Location
- Gardners Drive Fairfield Liverpool, Merseyside, L6 7UR England
- Coordinates: 53°25′02″N 2°56′40″W﻿ / ﻿53.41713°N 2.94437°W

Information
- Type: Academy
- Religious affiliation: Roman Catholic/Church of England
- Department for Education URN: 144493 Tables
- Ofsted: Reports
- Gender: Coeducational
- Age: 11 to 16
- Website: www.asfaonline.org

= The Academy of St Francis of Assisi =

Academy of St Francis of Assisi, commonly abbreviated as ASFA or SFA, and known amongst its pupils as "St Francis" or "Assisi" is a coeducational joint-faith Roman Catholic and Church of England secondary school with academy status. The school is located in the Fairfield area of Liverpool, England, and is named after Saint Francis of Assisi.

==Description==
The school first opened in 2005.

The Academy of St Francis of Assisi was built on the site of a waste dump at a cost of £20 million. The buildings are constructed to environmentally sustainable standards, with features including a solar atrium, a rainwater re-harvesting facility and a roof garden.
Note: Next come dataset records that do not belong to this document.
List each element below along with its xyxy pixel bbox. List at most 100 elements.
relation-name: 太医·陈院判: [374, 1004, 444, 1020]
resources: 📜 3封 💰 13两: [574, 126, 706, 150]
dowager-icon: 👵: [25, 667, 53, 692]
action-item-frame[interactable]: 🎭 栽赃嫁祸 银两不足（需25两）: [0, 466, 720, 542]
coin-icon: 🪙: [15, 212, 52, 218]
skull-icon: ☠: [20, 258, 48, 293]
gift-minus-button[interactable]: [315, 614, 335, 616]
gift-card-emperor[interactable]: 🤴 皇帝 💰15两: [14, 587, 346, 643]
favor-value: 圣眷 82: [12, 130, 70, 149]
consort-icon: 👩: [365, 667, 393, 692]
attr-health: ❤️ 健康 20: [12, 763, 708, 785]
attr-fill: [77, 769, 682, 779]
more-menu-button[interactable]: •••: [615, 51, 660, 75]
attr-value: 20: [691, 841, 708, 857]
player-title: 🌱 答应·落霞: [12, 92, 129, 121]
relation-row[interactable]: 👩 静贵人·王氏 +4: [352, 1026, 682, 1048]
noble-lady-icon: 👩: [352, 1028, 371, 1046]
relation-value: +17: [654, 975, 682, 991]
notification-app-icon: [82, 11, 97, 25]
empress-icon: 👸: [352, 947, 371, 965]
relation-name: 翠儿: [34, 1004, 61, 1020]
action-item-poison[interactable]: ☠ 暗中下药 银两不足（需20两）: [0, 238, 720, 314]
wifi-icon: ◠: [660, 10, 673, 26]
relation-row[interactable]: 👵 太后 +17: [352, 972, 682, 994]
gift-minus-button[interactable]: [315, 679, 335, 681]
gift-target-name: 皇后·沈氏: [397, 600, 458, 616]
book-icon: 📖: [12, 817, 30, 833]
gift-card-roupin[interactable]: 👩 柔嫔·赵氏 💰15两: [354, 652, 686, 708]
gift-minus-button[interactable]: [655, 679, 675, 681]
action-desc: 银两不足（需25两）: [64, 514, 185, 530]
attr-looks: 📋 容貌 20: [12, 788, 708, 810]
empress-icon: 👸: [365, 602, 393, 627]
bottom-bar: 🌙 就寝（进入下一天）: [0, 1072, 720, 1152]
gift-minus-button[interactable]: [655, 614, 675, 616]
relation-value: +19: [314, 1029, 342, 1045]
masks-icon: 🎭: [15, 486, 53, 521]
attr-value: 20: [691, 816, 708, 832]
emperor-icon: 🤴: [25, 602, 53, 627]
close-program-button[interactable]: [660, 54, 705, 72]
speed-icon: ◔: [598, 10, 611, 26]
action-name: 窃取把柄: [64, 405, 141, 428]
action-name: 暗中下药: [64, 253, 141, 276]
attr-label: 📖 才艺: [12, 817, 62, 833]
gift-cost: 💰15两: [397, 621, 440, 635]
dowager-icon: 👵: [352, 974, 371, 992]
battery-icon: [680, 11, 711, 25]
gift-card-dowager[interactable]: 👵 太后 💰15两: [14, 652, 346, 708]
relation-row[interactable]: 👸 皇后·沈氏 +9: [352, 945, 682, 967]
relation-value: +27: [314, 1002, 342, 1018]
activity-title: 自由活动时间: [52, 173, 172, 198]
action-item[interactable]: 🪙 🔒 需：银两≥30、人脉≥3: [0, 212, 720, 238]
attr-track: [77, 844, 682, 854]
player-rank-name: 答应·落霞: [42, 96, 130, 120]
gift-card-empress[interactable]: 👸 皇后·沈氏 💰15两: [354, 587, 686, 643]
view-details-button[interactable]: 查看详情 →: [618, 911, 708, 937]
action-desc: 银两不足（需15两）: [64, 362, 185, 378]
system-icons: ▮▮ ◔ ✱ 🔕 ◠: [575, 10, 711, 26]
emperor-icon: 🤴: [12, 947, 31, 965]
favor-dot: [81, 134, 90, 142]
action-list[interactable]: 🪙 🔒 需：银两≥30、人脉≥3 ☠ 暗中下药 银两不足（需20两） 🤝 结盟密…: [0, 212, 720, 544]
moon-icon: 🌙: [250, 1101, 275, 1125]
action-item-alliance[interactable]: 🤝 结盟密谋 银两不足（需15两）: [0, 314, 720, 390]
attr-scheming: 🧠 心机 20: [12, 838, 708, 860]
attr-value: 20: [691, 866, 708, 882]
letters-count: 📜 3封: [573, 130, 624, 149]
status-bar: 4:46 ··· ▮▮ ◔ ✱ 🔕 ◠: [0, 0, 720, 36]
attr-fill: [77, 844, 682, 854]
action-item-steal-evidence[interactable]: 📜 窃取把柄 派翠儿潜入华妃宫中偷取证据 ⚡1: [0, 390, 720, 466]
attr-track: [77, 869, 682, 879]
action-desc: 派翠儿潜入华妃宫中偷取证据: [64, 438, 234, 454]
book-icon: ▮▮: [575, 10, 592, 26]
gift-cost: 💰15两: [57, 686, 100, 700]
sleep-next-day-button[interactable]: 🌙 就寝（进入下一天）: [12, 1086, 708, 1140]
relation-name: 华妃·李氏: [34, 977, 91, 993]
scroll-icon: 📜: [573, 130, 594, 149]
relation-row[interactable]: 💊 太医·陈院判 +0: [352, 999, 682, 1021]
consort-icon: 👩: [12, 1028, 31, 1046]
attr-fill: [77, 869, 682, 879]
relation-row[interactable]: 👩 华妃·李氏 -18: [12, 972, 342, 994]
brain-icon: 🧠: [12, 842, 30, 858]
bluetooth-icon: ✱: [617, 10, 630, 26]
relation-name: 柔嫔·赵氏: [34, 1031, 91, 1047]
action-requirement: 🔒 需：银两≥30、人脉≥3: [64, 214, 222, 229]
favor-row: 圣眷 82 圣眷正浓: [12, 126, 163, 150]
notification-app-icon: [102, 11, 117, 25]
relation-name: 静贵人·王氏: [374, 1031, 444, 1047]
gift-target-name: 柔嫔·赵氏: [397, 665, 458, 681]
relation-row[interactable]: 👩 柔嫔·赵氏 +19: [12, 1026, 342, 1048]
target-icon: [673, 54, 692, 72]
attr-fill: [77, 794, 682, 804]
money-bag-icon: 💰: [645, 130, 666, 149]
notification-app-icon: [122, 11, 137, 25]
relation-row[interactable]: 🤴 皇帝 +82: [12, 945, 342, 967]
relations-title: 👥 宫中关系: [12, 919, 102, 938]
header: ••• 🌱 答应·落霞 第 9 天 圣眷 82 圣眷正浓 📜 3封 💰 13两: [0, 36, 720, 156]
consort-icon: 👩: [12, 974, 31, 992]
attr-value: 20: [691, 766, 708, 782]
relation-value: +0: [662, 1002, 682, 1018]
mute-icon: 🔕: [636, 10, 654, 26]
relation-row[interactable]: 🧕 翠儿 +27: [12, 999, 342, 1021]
The school is jointly sponsored by the Roman Catholic Archdiocese of Liverpool and the Anglican Diocese of Liverpool.

The Academy of St Francis of Assisi offers GCSEs and BTECs as programmes of study for pupils, while students in the sixth form have the option to study from a range of A-levels and further BTECs. The school has a specialism in sustainable development and the environment.

In February 2017, the Academy officially partnered with The Academy of St Nicholas, formerly Enterprise South Liverpool Academy, or ESLA, to form the All Saints Multi Academy Trust. As the St Francis Sixth Form itself was closed down, school leavers from the class of 2017, as well as Assisi sixth formers, merged with St Nicholas to join the newly opened All Saints Sixth Form College.